4. The system according to claim 1, characterized in that, The high-voltage DC charging interface is the only power input on the vehicle and is compatible with both home portable charging and public DC fast charging.
5. An adaptive charging control method for electric vehicles, characterized in that, Includes the following steps: S1. The process begins, and the vehicle enters the charging preparation state; S2. The vehicle-side detection external power conversion module is connected to the high-voltage DC interface to establish communication and complete identity verification; S3. Collect power supply side parameters at the vehicle end, calculate the maximum power carrying capacity of the line, and determine the line's carrying capacity; S4. The vehicle-side system integrates with the battery management system to obtain real-time battery status parameters; S5. The vehicle-side unit combines the line carrying capacity and battery status to generate charging control commands and send them to the external module; S6. The external module only performs AC-DC power conversion and has no autonomous charging control authority; S7. The vehicle performs safety monitoring throughout the process. If an abnormality is detected, S9 will be triggered to terminate charging abnormally.

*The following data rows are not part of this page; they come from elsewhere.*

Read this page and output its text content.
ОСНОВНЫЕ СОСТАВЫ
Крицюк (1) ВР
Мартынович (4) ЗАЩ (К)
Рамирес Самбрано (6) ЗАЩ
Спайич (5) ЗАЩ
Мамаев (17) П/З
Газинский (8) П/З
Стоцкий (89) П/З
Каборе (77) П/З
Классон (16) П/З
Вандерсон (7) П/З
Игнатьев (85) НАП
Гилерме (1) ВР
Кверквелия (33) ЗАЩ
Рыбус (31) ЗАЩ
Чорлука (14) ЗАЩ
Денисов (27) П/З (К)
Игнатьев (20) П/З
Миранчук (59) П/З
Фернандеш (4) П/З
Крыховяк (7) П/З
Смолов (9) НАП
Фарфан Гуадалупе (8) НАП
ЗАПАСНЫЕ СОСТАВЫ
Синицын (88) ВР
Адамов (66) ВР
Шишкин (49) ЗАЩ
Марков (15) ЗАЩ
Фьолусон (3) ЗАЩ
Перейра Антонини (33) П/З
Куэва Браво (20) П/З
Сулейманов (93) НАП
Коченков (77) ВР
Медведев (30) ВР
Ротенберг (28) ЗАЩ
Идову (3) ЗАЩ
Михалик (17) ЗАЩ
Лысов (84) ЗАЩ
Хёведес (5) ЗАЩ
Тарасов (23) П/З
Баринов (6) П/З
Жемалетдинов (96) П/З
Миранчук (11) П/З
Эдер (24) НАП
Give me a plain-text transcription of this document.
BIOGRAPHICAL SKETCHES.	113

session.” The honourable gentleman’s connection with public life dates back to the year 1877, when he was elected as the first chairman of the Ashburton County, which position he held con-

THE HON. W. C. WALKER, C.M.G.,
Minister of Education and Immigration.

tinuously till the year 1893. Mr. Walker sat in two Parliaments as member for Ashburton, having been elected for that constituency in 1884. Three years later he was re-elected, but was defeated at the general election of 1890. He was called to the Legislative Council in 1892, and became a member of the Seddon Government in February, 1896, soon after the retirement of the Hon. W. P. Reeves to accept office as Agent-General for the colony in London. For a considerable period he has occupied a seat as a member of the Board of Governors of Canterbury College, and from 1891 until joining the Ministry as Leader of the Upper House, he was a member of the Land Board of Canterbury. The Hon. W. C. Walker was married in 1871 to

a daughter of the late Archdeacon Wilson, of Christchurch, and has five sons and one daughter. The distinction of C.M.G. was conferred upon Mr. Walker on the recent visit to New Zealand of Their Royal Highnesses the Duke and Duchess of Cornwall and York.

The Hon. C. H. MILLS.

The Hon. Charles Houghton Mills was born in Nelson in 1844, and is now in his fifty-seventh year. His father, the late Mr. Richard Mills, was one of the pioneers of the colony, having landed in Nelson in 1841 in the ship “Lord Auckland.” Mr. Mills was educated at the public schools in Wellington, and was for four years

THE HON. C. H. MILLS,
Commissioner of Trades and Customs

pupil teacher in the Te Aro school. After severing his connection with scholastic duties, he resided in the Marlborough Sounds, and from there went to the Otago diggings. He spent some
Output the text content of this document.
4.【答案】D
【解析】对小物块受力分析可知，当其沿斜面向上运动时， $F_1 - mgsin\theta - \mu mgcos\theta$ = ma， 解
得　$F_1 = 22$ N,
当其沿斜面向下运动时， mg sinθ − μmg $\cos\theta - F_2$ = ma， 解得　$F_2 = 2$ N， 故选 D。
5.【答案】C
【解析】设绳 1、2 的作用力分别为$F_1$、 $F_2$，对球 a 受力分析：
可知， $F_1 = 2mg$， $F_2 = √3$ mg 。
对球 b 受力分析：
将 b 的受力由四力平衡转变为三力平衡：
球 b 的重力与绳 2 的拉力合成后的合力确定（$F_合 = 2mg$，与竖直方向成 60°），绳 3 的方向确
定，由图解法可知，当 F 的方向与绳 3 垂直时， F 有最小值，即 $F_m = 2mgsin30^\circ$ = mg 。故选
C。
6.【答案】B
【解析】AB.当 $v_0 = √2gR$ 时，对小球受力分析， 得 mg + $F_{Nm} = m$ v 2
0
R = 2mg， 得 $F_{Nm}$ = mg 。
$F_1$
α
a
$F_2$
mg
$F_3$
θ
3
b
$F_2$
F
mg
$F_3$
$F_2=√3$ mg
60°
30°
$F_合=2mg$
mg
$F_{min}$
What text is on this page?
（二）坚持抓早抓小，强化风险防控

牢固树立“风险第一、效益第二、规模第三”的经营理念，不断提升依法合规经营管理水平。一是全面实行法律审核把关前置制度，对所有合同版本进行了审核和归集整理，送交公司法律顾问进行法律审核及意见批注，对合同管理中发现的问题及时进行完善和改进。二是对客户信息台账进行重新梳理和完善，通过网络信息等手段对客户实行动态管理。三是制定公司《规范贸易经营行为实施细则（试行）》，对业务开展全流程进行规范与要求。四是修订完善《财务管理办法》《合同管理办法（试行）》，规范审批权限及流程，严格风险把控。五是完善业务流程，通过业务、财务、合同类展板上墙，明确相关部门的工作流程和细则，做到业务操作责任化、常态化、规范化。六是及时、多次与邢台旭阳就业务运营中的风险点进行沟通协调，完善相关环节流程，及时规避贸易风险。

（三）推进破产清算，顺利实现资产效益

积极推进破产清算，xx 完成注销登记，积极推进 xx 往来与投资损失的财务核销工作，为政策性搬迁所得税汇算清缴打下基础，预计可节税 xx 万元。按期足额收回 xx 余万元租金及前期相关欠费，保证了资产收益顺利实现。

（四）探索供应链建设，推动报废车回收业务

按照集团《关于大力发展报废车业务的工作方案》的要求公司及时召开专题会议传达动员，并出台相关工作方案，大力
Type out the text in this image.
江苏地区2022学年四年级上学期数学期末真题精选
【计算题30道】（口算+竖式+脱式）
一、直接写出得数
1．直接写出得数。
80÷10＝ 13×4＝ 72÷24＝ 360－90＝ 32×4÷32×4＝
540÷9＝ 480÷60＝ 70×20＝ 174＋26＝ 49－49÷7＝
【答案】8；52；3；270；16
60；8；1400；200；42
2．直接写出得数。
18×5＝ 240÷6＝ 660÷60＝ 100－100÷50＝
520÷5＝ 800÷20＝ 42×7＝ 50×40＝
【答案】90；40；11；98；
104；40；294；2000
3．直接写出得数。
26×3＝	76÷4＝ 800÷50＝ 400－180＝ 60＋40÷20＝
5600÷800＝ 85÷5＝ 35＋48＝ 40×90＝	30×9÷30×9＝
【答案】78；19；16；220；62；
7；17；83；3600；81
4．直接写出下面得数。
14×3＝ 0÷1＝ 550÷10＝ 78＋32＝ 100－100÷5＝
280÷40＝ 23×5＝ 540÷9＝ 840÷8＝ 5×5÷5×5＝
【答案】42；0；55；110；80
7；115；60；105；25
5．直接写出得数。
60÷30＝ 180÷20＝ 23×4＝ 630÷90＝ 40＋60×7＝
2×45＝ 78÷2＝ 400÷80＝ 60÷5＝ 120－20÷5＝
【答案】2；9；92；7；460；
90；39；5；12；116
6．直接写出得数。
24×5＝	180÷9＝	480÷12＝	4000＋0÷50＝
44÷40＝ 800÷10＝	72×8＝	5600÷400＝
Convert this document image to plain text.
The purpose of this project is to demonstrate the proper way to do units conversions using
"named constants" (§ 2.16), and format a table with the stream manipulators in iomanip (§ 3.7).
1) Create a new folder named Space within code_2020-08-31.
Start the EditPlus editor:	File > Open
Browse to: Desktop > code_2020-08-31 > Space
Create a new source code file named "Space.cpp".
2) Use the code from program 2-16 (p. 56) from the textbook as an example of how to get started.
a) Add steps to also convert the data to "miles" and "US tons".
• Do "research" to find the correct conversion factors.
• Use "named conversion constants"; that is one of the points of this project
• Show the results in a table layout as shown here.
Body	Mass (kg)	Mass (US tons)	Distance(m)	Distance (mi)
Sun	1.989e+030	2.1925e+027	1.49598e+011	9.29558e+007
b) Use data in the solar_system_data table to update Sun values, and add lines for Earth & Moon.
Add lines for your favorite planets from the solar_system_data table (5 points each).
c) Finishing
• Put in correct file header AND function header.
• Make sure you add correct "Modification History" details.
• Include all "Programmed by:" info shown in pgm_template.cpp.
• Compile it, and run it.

S8. Determine if charging is complete. If yes, execute S9; otherwise, loop back to S7 to continue monitoring. S9. The vehicle actively sends a power-off command, the control module stops working, and the process ends.
6. The method according to claim 5, characterized in that, The vehicle-mounted unit is the absolute master control unit for the entire charging process, while the external module is only an execution unit and does not participate in any charging decisions.
7. The method according to claim 5, characterized in that, The charging control command includes charging power and cutoff conditions. The vehicle-side adaptively adjusts the charging power according to the load capacity of the household wiring to eliminate the risk of overload.
8. The method according to claim 5, characterized in that, The high-voltage DC interface is compatible with both home portable charging and public DC fast charging, achieving integrated fast and slow charging.